Stock Searches: Not all searches are equal
Written by Matt Wainwright (contact - e-mail) -- September 4th, 2007 | Share - Save - E-mailIn a previous blog, we listed the 20 most heavily searched stocks during the bearish week of July 30. That analysis showed a lack of any statistically significant relationship between the number of searches on a given stock and the common financial measures of that stock, such as EPS or Beta. In that light, stock-search data provides a novel, “extra-transactional” measure that financial analysts may find valuable. But this would assume that all stock searches are the equal.

The 10 most heavily-searched stocks, listed by site, vary a bit from the aggregated top 20 list. This variation is more pronounced on sites like MarketWatch and CNN Money, than on Yahoo! Finance and MSN Money who, together, comprised 86% of the stock-searches that week. In fact 40% of all the stocks searched on MarketWatch were unique to the site. This was also true for Google Finance, but it is important to recall that 64% of the content viewed on that site was search related. Search content on MarkeWatch watch made-up only 13% of the site’s traffic for the week, and 15% of the traffic throughout July. Additionally, this traffic was provided by only 7% of all MarketWatch users.

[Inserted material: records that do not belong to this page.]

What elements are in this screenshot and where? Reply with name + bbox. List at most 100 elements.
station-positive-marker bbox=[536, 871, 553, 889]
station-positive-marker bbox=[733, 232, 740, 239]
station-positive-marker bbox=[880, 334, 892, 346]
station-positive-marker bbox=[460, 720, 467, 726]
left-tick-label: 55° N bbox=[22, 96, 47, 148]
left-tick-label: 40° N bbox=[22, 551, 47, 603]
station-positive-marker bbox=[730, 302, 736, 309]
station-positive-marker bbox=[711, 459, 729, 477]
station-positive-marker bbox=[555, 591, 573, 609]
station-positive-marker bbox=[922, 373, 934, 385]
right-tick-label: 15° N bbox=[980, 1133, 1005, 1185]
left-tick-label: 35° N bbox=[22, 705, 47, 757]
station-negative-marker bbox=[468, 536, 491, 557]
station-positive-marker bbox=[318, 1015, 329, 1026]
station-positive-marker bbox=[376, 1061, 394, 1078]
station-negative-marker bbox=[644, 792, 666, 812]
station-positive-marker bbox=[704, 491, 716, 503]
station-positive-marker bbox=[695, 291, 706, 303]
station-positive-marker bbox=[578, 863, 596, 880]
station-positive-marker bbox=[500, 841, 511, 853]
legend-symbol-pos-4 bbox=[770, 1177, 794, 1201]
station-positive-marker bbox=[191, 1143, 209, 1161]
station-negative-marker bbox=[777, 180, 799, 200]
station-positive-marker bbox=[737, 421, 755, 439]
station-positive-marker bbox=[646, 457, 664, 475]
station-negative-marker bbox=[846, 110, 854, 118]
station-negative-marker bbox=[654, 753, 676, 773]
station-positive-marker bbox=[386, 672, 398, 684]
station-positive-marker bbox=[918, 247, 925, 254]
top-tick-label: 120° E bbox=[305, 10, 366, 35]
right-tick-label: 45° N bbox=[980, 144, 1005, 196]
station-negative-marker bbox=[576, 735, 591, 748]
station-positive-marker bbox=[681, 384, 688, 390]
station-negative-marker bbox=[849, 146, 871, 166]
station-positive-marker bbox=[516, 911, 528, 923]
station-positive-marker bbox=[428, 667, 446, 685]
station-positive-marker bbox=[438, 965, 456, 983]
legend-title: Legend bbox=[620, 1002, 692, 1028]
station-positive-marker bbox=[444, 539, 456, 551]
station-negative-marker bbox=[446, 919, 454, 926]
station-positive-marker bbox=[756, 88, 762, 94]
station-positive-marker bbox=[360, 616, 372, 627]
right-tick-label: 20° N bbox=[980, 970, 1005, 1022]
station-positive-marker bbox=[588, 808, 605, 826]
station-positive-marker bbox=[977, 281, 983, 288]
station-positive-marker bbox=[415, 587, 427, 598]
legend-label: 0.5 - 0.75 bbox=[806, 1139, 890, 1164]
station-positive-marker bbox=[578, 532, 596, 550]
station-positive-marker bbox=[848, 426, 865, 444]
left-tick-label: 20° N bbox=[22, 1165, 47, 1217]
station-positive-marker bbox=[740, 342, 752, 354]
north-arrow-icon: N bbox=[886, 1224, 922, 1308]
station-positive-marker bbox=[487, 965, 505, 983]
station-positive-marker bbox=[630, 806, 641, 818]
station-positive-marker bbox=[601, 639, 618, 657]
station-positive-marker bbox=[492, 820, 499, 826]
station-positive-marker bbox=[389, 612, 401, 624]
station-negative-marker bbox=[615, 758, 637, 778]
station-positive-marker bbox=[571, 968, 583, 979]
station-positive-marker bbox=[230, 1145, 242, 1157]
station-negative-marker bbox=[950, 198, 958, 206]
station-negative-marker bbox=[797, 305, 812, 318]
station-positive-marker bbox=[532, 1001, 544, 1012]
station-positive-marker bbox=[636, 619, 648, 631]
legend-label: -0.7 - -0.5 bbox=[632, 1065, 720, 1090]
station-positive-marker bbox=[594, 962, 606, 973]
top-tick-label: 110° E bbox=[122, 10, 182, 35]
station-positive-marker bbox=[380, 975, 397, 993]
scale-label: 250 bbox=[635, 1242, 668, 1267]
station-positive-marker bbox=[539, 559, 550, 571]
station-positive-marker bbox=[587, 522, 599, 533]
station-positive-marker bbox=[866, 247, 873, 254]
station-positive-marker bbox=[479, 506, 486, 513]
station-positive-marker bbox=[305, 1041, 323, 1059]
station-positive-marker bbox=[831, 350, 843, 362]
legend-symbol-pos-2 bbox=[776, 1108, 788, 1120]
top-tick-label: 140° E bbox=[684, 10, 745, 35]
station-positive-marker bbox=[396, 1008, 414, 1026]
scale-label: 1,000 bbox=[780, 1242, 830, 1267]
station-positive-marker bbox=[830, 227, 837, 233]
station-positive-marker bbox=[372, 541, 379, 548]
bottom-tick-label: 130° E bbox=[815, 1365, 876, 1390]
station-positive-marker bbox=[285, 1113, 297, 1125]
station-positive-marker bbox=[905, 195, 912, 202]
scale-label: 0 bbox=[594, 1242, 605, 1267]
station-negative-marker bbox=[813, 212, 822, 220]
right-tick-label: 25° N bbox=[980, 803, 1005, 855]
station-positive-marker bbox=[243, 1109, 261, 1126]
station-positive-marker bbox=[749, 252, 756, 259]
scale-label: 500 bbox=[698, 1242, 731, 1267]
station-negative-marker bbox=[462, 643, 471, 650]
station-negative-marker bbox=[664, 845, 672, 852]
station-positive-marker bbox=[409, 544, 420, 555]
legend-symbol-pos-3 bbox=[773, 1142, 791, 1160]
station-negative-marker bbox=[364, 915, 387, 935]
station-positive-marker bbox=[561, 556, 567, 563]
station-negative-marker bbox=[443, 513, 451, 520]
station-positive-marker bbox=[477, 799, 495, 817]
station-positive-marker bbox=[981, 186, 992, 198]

MarketWatch users are a small, but distinguished group; their searches appear a less random than searches on other sites. On MarketWatch, the most heavily-searched stocks had distinctly lower per-share incomes and more conservative valuation than those on other sites. MarketWatch users also viewed more volatile stocks, but appeared unmoved by the trading volumes of those stocks. To further evaluate this unique, financial search data, it is important to note that each financial search engine may attract a different investing demographic. As such, the potential value of data from each of these search-engines cannot be weighed equally.